There are two major problems that come to mind, explains SHTFPlan.com's Mac Slavo; first, the level of homelessness, poverty and idle populations in California and across the country, and second, the divided world between the 1% and the struggling 99% is coming to a head.
Economically, things are very close to the brink, and there are far too many people who’ve given up at the individual level. This crisis has given the impetus for cities like Santa Ana to take drastic action.
The other side of the coin, is that if they can do this to homeless vagrants, and out of work families, they can do it to anyone. If civil unrest comes, perhaps in combination with mass unemployment, a crashed stock market and monetary system and great misery, those keeping society in check will feel compelled to come down with a heavy hand. People will be rounded up, some of them unfairly. Entire communities can be disrupted, or forced under an emergency to evacuate and take shelter in FEMA centers while the cities become off limits. There are a lot of things that can happen – including to hard working, employment, head-above-water American families.
When this thing starts to unravel, making do in the current atmosphere won’t cut it; in the aftermath of what is coming, many people will be desperate. Tent cities and migrating Americans looking for temporary work will return; millions more will flock to government welfare programs, and be dragged into the dregs of collectivist measure to ride out bad times. They are moving to sweep up the disarray of a society that is crumbling, and a financial landscape that is no longer survivable for a wide sector of the general population.
City Erects Prison Camp To Deal With Homeless – Cutting Off Food And Water
The City of Santa Ana has come up with an innovative and despotic way of keeping their homeless population in check — imprison them. The city is now party to a federal lawsuit over unreasonable seizure, false imprisonment, and due process violations.
Heading up the lawsuit on behalf of Michael Diehl, who has lived at the encampment for three years, is the ACLU of Southern California. The lawsuit demands the immediate removal of the 6-foot-tall chain-link fences penning in 75-100 people and their belongings.
“Defendants’ actions have not only illegally restricted the liberty of the homeless people living in the encampment, but it has also cut them off from access to food, water, and medical care thus threatening their health and well-being,” the lawsuit states.
According to Courthouse News:
Diehl was shot in the head at a Tustin convenience store in 2009. He lost his right eye and doctors were unable to remove the bullet from his head. He takes medication every day to control seizures that have become more frequent with the increased presence of authorities at the encampment, he says in the complaint.
When a woman suffered a seizure at the encampment after the fence was erected, Diehl says, paramedics had difficulty reaching her because the barriers have blocked parts of the sidewalks at Chapman Avenue and Orangewood Avenue where people used to come and go.
If people living at the encampment cut holes in the fences with bolt cutters, Orange County Public Works employees repair it. For the elderly and disabled it is neither safe nor realistic to scale the fence or navigate the river to get to a steep, rocky embankment on the river’s west side, Diehl says.
“Children, people with severe disabilities, the elderly and others are deprived of food, water and access to restrooms,” said ACLU homelessness policy analyst Eve Garrow. “The county should take action to rectify this egregious violation of basic human rights.”

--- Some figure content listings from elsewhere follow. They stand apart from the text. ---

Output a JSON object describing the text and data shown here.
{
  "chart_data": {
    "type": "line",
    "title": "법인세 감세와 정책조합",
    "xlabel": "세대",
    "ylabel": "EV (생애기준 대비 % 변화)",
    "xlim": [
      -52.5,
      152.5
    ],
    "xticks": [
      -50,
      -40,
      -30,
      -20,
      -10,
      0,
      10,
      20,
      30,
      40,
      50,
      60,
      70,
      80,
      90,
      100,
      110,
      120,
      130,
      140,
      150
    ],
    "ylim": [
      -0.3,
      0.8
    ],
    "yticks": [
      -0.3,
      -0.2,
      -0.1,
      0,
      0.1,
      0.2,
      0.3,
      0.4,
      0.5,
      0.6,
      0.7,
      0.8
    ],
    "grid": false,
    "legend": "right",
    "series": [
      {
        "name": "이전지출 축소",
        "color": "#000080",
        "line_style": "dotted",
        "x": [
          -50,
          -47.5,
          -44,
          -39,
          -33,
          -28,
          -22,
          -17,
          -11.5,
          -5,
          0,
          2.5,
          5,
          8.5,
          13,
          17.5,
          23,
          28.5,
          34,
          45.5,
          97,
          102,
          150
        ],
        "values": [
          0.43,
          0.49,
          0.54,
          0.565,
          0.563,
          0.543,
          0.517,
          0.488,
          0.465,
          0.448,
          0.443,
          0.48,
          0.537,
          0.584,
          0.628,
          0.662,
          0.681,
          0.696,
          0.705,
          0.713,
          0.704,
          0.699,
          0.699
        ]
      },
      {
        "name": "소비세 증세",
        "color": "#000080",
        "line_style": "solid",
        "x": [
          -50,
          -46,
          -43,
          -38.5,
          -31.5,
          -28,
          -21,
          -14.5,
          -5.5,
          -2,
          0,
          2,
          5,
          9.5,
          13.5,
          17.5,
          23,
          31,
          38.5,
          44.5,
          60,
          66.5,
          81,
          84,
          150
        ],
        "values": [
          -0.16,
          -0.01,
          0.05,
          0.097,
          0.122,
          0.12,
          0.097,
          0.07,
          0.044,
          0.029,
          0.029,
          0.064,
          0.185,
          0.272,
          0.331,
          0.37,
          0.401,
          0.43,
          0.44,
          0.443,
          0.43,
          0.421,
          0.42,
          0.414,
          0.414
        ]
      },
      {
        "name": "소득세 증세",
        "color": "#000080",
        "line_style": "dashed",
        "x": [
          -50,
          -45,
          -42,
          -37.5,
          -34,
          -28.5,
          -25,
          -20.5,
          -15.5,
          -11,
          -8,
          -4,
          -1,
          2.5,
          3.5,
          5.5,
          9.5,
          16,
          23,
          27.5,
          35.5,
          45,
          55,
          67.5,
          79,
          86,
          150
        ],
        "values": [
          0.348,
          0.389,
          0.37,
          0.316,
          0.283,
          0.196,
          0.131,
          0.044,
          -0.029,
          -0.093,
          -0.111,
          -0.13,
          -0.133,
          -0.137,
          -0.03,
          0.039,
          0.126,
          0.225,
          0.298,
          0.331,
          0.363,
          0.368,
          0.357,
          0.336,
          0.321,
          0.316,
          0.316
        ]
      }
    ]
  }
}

Naturally, the county is claiming that they are not doing anything wrong and that the fence, put in place after the homeless community began growing there, is for ‘flood control.’
“The county is aware that there are homeless encampments in the project area. Flood control channels are not a safe place to live. Sign postings and in-person notifications about the project have been provided to those encamped along the county maintenance road,” the county said in a statement.
However, according to Diehl and the others who are imprisoned in the camp, police told them that they should move there to avoid citations for sleeping in public in the other parts of town.
What this case in Santa Ana illustrates is the state’s continued war on the right of people to exist. Every time a group homeless community finds a safe spot, located out of the way, they are targeted for removal, or, in this barbaric case — imprisonment.
Earlier this month, the Free Thought Project reported on another war being waged against the homeless population in California. Known as ‘The Promised Land,’ a group of homeless people in Oakland sought to improve their situation by creating a camp that would foster sobriety and help people to get jobs. It was located out of the way, under a series of overpasses. They had running water, were growing their own food, and did not allow drug or alcohol use within the camp.
As cops and officials allowed the other heroin riddled encampments to continue, they targeted The Promised Land for destruction.
Diehl now seeks an injunction ordering the county to provide him with “reasonable means of leaving the riverbed and being able to retrieve his property.”